Yale has a long and storied tradition of excellence in macroeconomics and is currently one of the most vibrant macro research groups in the world. It includes faculty leading the field in both theory and empirical research as well as several faculty influencing current policy debates. It consistently trains and places macroeconominists in leading universities and policy institutions around the world.

Overview of Courses

The graduate macro sequence consists of the two core courses (510 and 511) and two advanced courses (525 and 526). The core courses analyze short-run determination of aggregate employment, income, investment, saving, prices, interest rates, asset prices, as well as growth, fiscal and monetary policy.
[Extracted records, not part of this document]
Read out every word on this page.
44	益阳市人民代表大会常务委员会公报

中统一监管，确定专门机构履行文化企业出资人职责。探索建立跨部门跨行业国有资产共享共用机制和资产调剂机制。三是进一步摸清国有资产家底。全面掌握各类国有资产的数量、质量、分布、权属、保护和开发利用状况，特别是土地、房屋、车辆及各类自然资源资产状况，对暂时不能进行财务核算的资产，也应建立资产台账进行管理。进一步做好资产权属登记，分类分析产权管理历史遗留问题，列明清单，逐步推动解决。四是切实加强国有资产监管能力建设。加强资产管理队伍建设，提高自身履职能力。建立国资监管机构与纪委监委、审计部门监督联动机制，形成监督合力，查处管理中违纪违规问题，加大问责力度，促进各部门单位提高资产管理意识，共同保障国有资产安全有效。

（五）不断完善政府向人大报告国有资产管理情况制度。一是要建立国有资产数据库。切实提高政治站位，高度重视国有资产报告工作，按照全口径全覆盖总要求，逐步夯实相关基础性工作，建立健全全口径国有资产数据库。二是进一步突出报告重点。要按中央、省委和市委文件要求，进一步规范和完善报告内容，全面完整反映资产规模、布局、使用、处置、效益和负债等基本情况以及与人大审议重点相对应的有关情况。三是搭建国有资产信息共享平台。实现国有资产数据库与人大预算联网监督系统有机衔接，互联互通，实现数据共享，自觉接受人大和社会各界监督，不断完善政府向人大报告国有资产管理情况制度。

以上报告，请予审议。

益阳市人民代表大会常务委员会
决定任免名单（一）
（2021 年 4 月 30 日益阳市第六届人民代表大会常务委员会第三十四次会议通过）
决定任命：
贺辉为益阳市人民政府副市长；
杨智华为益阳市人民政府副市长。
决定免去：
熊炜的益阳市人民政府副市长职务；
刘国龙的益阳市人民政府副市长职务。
To this purpose, core courses extensively train students in the methodology of modern dynamic economics: Dynamic Programming, Vector Autoregressions, Equilibrium concepts, computational methods. The advanced courses are topical and track frontier research in macroeconomics. Prominent examples of recently covered topics are heterogeneous agent economics with adjustment costs to capital and labor, wealth inequality in incomplete market economies with financial market imperfections, optimal taxation, search theory of unemployment.

Seminars

We have a weekly Macroeconomics Workshop at which faculty from other universities and advanced graduate students make presentations. The department also sponsors a weekly Macro Lunch where Yale faculty and graduate students present work in early stages.